Cells may be constructed from a variety of materials and configurations, each of which has a particular set of operating characteristics. For example, some constructions may be particularly well suited to supplying current at a consistent voltage over an extended period but unsuitable for high transient loads, whereas others are better suited for such loading. It is usual to select a cell construction best suited to the duty cycle to which it will be subjected.
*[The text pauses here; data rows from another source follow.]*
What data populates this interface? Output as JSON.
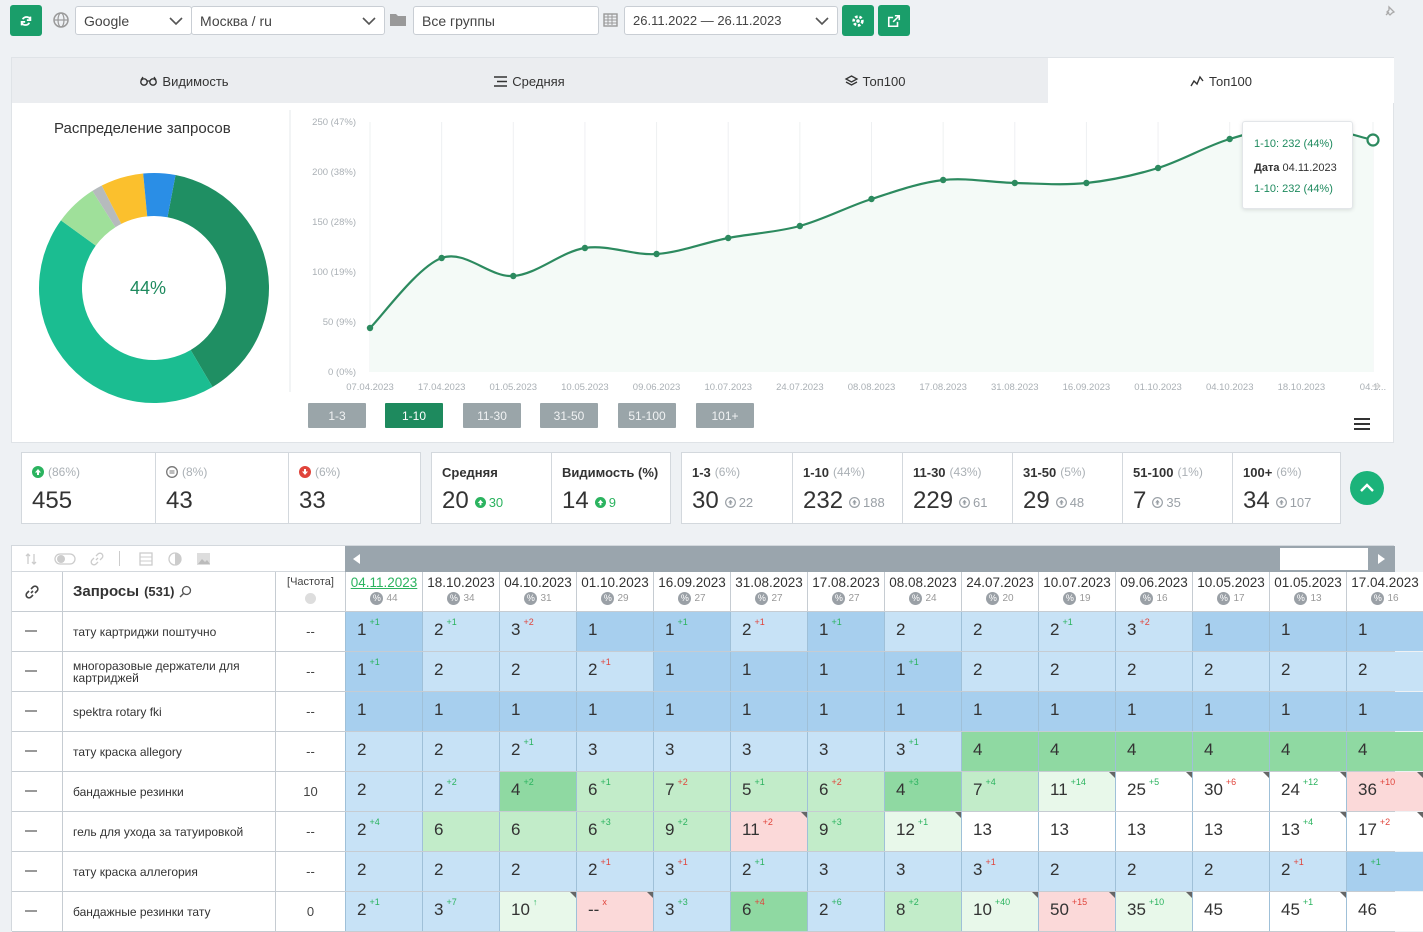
{
  "toolbar": {
    "search_engine": "Google",
    "region": "Москва / ru",
    "group": "Все группы",
    "date_range": "26.11.2022 — 26.11.2023"
  },
  "tabs": [
    {
      "label": "Видимость",
      "icon": "glasses-icon",
      "active": false
    },
    {
      "label": "Средняя",
      "icon": "list-icon",
      "active": false
    },
    {
      "label": "Топ100",
      "icon": "layers-icon",
      "active": false
    },
    {
      "label": "Топ100",
      "icon": "chart-line-icon",
      "active": true
    }
  ],
  "donut": {
    "title": "Распределение запросов",
    "center_label": "44%",
    "colors": [
      "#1f8f63",
      "#1bbd91",
      "#9fe09a",
      "#b6bbbd",
      "#fbc02d",
      "#2a8ee6"
    ]
  },
  "chart_data": {
    "type": "area",
    "title": "",
    "y_ticks": [
      "0 (0%)",
      "50 (9%)",
      "100 (19%)",
      "150 (28%)",
      "200 (38%)",
      "250 (47%)"
    ],
    "ylim": [
      0,
      250
    ],
    "x": [
      "07.04.2023",
      "17.04.2023",
      "01.05.2023",
      "10.05.2023",
      "09.06.2023",
      "10.07.2023",
      "24.07.2023",
      "08.08.2023",
      "17.08.2023",
      "31.08.2023",
      "16.09.2023",
      "01.10.2023",
      "04.10.2023",
      "18.10.2023",
      "04.1..."
    ],
    "series": [
      {
        "name": "1-10",
        "values": [
          44,
          114,
          96,
          124,
          118,
          134,
          146,
          173,
          192,
          189,
          189,
          204,
          233,
          247,
          232
        ]
      }
    ],
    "tooltip": {
      "line1": "1-10: 232 (44%)",
      "date_label": "Дата",
      "date_value": "04.11.2023",
      "line3": "1-10: 232 (44%)"
    },
    "line_color": "#2c8a5f"
  },
  "range_buttons": [
    {
      "label": "1-3",
      "on": false
    },
    {
      "label": "1-10",
      "on": true
    },
    {
      "label": "11-30",
      "on": false
    },
    {
      "label": "31-50",
      "on": false
    },
    {
      "label": "51-100",
      "on": false
    },
    {
      "label": "101+",
      "on": false
    }
  ],
  "stats": {
    "group1": [
      {
        "icon": "arrow-up-circle-icon",
        "sub": "(86%)",
        "value": "455"
      },
      {
        "icon": "equal-circle-icon",
        "sub": "(8%)",
        "value": "43"
      },
      {
        "icon": "arrow-down-circle-icon",
        "sub": "(6%)",
        "value": "33"
      }
    ],
    "group2": [
      {
        "label": "Средняя",
        "value": "20",
        "delta": "30"
      },
      {
        "label": "Видимость (%)",
        "value": "14",
        "delta": "9"
      }
    ],
    "group3": [
      {
        "label": "1-3",
        "sub": "(6%)",
        "value": "30",
        "delta": "22"
      },
      {
        "label": "1-10",
        "sub": "(44%)",
        "value": "232",
        "delta": "188"
      },
      {
        "label": "11-30",
        "sub": "(43%)",
        "value": "229",
        "delta": "61"
      },
      {
        "label": "31-50",
        "sub": "(5%)",
        "value": "29",
        "delta": "48"
      },
      {
        "label": "51-100",
        "sub": "(1%)",
        "value": "7",
        "delta": "35"
      },
      {
        "label": "100+",
        "sub": "(6%)",
        "value": "34",
        "delta": "107"
      }
    ]
  },
  "table": {
    "queries_label": "Запросы",
    "queries_count": "(531)",
    "freq_label": "[Частота]",
    "dates": [
      {
        "d": "04.11.2023",
        "n": "44"
      },
      {
        "d": "18.10.2023",
        "n": "34"
      },
      {
        "d": "04.10.2023",
        "n": "31"
      },
      {
        "d": "01.10.2023",
        "n": "29"
      },
      {
        "d": "16.09.2023",
        "n": "27"
      },
      {
        "d": "31.08.2023",
        "n": "27"
      },
      {
        "d": "17.08.2023",
        "n": "27"
      },
      {
        "d": "08.08.2023",
        "n": "24"
      },
      {
        "d": "24.07.2023",
        "n": "20"
      },
      {
        "d": "10.07.2023",
        "n": "19"
      },
      {
        "d": "09.06.2023",
        "n": "16"
      },
      {
        "d": "10.05.2023",
        "n": "17"
      },
      {
        "d": "01.05.2023",
        "n": "13"
      },
      {
        "d": "17.04.2023",
        "n": "16"
      }
    ],
    "rows": [
      {
        "q": "тату картриджи поштучно",
        "f": "--",
        "cells": [
          [
            "1",
            "+1",
            "up",
            "blue"
          ],
          [
            "2",
            "+1",
            "up",
            "lblue"
          ],
          [
            "3",
            "+2",
            "dn",
            "lblue"
          ],
          [
            "1",
            "",
            "",
            "blue"
          ],
          [
            "1",
            "+1",
            "up",
            "blue"
          ],
          [
            "2",
            "+1",
            "dn",
            "lblue"
          ],
          [
            "1",
            "+1",
            "up",
            "blue"
          ],
          [
            "2",
            "",
            "",
            "lblue"
          ],
          [
            "2",
            "",
            "",
            "lblue"
          ],
          [
            "2",
            "+1",
            "up",
            "lblue"
          ],
          [
            "3",
            "+2",
            "dn",
            "lblue"
          ],
          [
            "1",
            "",
            "",
            "blue"
          ],
          [
            "1",
            "",
            "",
            "blue"
          ],
          [
            "1",
            "",
            "",
            "blue"
          ]
        ]
      },
      {
        "q": "многоразовые держатели для картриджей",
        "f": "--",
        "cells": [
          [
            "1",
            "+1",
            "up",
            "blue"
          ],
          [
            "2",
            "",
            "",
            "lblue"
          ],
          [
            "2",
            "",
            "",
            "lblue"
          ],
          [
            "2",
            "+1",
            "dn",
            "lblue"
          ],
          [
            "1",
            "",
            "",
            "blue"
          ],
          [
            "1",
            "",
            "",
            "blue"
          ],
          [
            "1",
            "",
            "",
            "blue"
          ],
          [
            "1",
            "+1",
            "up",
            "blue"
          ],
          [
            "2",
            "",
            "",
            "lblue"
          ],
          [
            "2",
            "",
            "",
            "lblue"
          ],
          [
            "2",
            "",
            "",
            "lblue"
          ],
          [
            "2",
            "",
            "",
            "lblue"
          ],
          [
            "2",
            "",
            "",
            "lblue"
          ],
          [
            "2",
            "",
            "",
            "lblue"
          ]
        ]
      },
      {
        "q": "spektra rotary fki",
        "f": "--",
        "cells": [
          [
            "1",
            "",
            "",
            "blue"
          ],
          [
            "1",
            "",
            "",
            "blue"
          ],
          [
            "1",
            "",
            "",
            "blue"
          ],
          [
            "1",
            "",
            "",
            "blue"
          ],
          [
            "1",
            "",
            "",
            "blue"
          ],
          [
            "1",
            "",
            "",
            "blue"
          ],
          [
            "1",
            "",
            "",
            "blue"
          ],
          [
            "1",
            "",
            "",
            "blue"
          ],
          [
            "1",
            "",
            "",
            "blue"
          ],
          [
            "1",
            "",
            "",
            "blue"
          ],
          [
            "1",
            "",
            "",
            "blue"
          ],
          [
            "1",
            "",
            "",
            "blue"
          ],
          [
            "1",
            "",
            "",
            "blue"
          ],
          [
            "1",
            "",
            "",
            "blue"
          ]
        ]
      },
      {
        "q": "тату краска allegory",
        "f": "--",
        "cells": [
          [
            "2",
            "",
            "",
            "lblue"
          ],
          [
            "2",
            "",
            "",
            "lblue"
          ],
          [
            "2",
            "+1",
            "up",
            "lblue"
          ],
          [
            "3",
            "",
            "",
            "lblue"
          ],
          [
            "3",
            "",
            "",
            "lblue"
          ],
          [
            "3",
            "",
            "",
            "lblue"
          ],
          [
            "3",
            "",
            "",
            "lblue"
          ],
          [
            "3",
            "+1",
            "up",
            "lblue"
          ],
          [
            "4",
            "",
            "",
            "green"
          ],
          [
            "4",
            "",
            "",
            "green"
          ],
          [
            "4",
            "",
            "",
            "green"
          ],
          [
            "4",
            "",
            "",
            "green"
          ],
          [
            "4",
            "",
            "",
            "green"
          ],
          [
            "4",
            "",
            "",
            "green"
          ]
        ]
      },
      {
        "q": "бандажные резинки",
        "f": "10",
        "cells": [
          [
            "2",
            "",
            "",
            "lblue"
          ],
          [
            "2",
            "+2",
            "up",
            "lblue"
          ],
          [
            "4",
            "+2",
            "up",
            "green"
          ],
          [
            "6",
            "+1",
            "up",
            "lgreen"
          ],
          [
            "7",
            "+2",
            "dn",
            "lgreen"
          ],
          [
            "5",
            "+1",
            "up",
            "lgreen"
          ],
          [
            "6",
            "+2",
            "dn",
            "lgreen"
          ],
          [
            "4",
            "+3",
            "up",
            "green"
          ],
          [
            "7",
            "+4",
            "up",
            "lgreen"
          ],
          [
            "11",
            "+14",
            "up",
            "vlgreen"
          ],
          [
            "25",
            "+5",
            "up",
            "white"
          ],
          [
            "30",
            "+6",
            "dn",
            "white"
          ],
          [
            "24",
            "+12",
            "up",
            "white"
          ],
          [
            "36",
            "+10",
            "dn",
            "pink"
          ]
        ]
      },
      {
        "q": "гель для ухода за татуировкой",
        "f": "--",
        "cells": [
          [
            "2",
            "+4",
            "up",
            "lblue"
          ],
          [
            "6",
            "",
            "",
            "lgreen"
          ],
          [
            "6",
            "",
            "",
            "lgreen"
          ],
          [
            "6",
            "+3",
            "up",
            "lgreen"
          ],
          [
            "9",
            "+2",
            "up",
            "lgreen"
          ],
          [
            "11",
            "+2",
            "dn",
            "pink"
          ],
          [
            "9",
            "+3",
            "up",
            "lgreen"
          ],
          [
            "12",
            "+1",
            "up",
            "vlgreen"
          ],
          [
            "13",
            "",
            "",
            "white"
          ],
          [
            "13",
            "",
            "",
            "white"
          ],
          [
            "13",
            "",
            "",
            "white"
          ],
          [
            "13",
            "",
            "",
            "white"
          ],
          [
            "13",
            "+4",
            "up",
            "white"
          ],
          [
            "17",
            "+2",
            "dn",
            "white"
          ]
        ]
      },
      {
        "q": "тату краска аллегория",
        "f": "--",
        "cells": [
          [
            "2",
            "",
            "",
            "lblue"
          ],
          [
            "2",
            "",
            "",
            "lblue"
          ],
          [
            "2",
            "",
            "",
            "lblue"
          ],
          [
            "2",
            "+1",
            "dn",
            "lblue"
          ],
          [
            "3",
            "+1",
            "dn",
            "lblue"
          ],
          [
            "2",
            "+1",
            "up",
            "lblue"
          ],
          [
            "3",
            "",
            "",
            "lblue"
          ],
          [
            "3",
            "",
            "",
            "lblue"
          ],
          [
            "3",
            "+1",
            "dn",
            "lblue"
          ],
          [
            "2",
            "",
            "",
            "lblue"
          ],
          [
            "2",
            "",
            "",
            "lblue"
          ],
          [
            "2",
            "",
            "",
            "lblue"
          ],
          [
            "2",
            "+1",
            "dn",
            "lblue"
          ],
          [
            "1",
            "+1",
            "up",
            "blue"
          ]
        ]
      },
      {
        "q": "бандажные резинки тату",
        "f": "0",
        "cells": [
          [
            "2",
            "+1",
            "up",
            "lblue"
          ],
          [
            "3",
            "+7",
            "up",
            "lblue"
          ],
          [
            "10",
            "↑",
            "up",
            "vlgreen"
          ],
          [
            "--",
            "x",
            "dn",
            "pink"
          ],
          [
            "3",
            "+3",
            "up",
            "lblue"
          ],
          [
            "6",
            "+4",
            "dn",
            "green"
          ],
          [
            "2",
            "+6",
            "up",
            "lblue"
          ],
          [
            "8",
            "+2",
            "up",
            "lgreen"
          ],
          [
            "10",
            "+40",
            "up",
            "vlgreen"
          ],
          [
            "50",
            "+15",
            "dn",
            "pink"
          ],
          [
            "35",
            "+10",
            "up",
            "vlgreen"
          ],
          [
            "45",
            "",
            "",
            "white"
          ],
          [
            "45",
            "+1",
            "up",
            "white"
          ],
          [
            "46",
            "",
            "",
            "white"
          ]
        ]
      }
    ]
  }
}
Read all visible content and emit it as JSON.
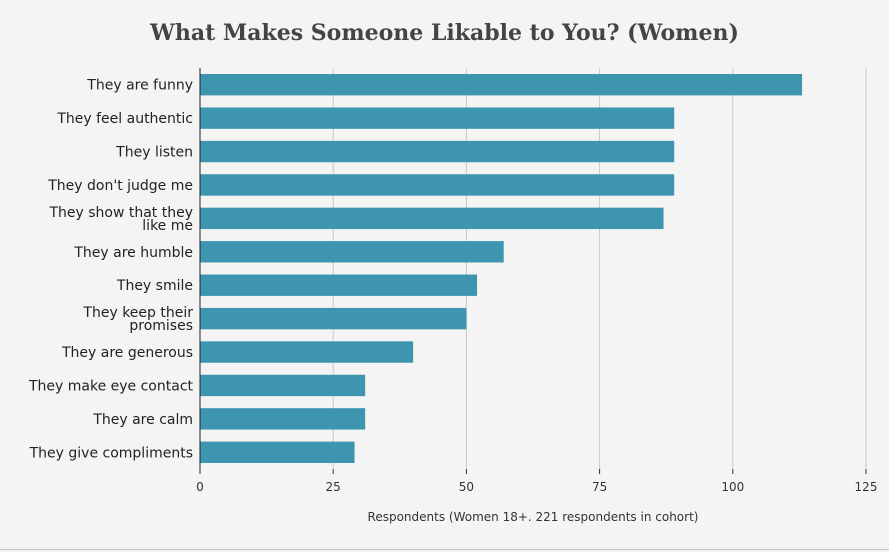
{
  "chart_data": {
    "type": "bar",
    "orientation": "horizontal",
    "title": "What Makes Someone Likable to You? (Women)",
    "xlabel": "Respondents (Women 18+. 221 respondents in cohort)",
    "ylabel": "",
    "xlim": [
      0,
      125
    ],
    "xticks": [
      0,
      25,
      50,
      75,
      100,
      125
    ],
    "grid": true,
    "legend": "none",
    "bar_color": "#3d95b0",
    "categories": [
      [
        "They are funny"
      ],
      [
        "They feel authentic"
      ],
      [
        "They listen"
      ],
      [
        "They don't judge me"
      ],
      [
        "They show that they",
        "like me"
      ],
      [
        "They are humble"
      ],
      [
        "They smile"
      ],
      [
        "They keep their",
        "promises"
      ],
      [
        "They are generous"
      ],
      [
        "They make eye contact"
      ],
      [
        "They are calm"
      ],
      [
        "They give compliments"
      ]
    ],
    "values": [
      113,
      89,
      89,
      89,
      87,
      57,
      52,
      50,
      40,
      31,
      31,
      29
    ]
  }
}
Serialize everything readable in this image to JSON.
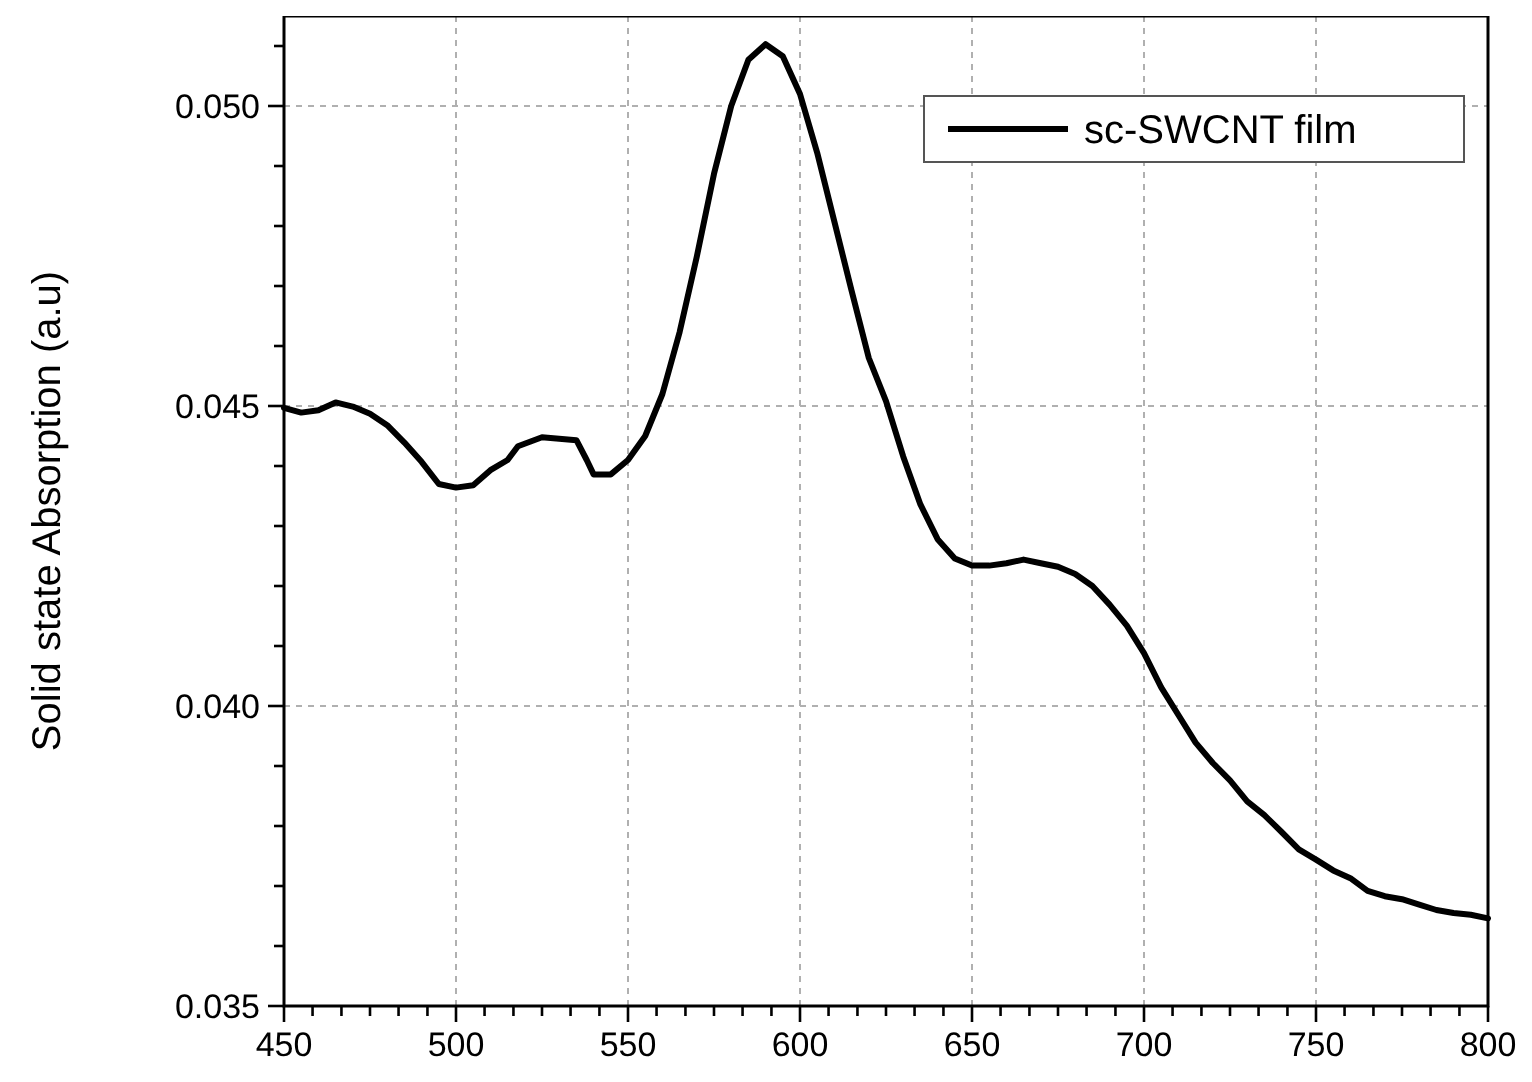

In many applications the duty cycle is consistent and repetitive allowing a particular cell construction to be used to satisfy the demands. In other applications, the duty cycle may vary dramatically and inconsistently making cell selection more difficult. To further complicate the selection many applications that require high peak currents also have volume and weight constraints, for example power tools, hobby planes and race carts to name a few. A particularly demanding application addressed by the applicants is a powered leg prosthesis where the battery is needed to power an actuator and move the user. For many of those applications that have high peak current requirements, the number of batteries required to satisfy the maximum peak current would not fit inside the available volume. There is thus a need for a compact power supply that can meet varying demands and deliver high quantities of energy within a short amount of time, and fit inside a very limited volume.
Accordingly, it is an object of the present application to obviate or mitigate some or all of the above disadvantages.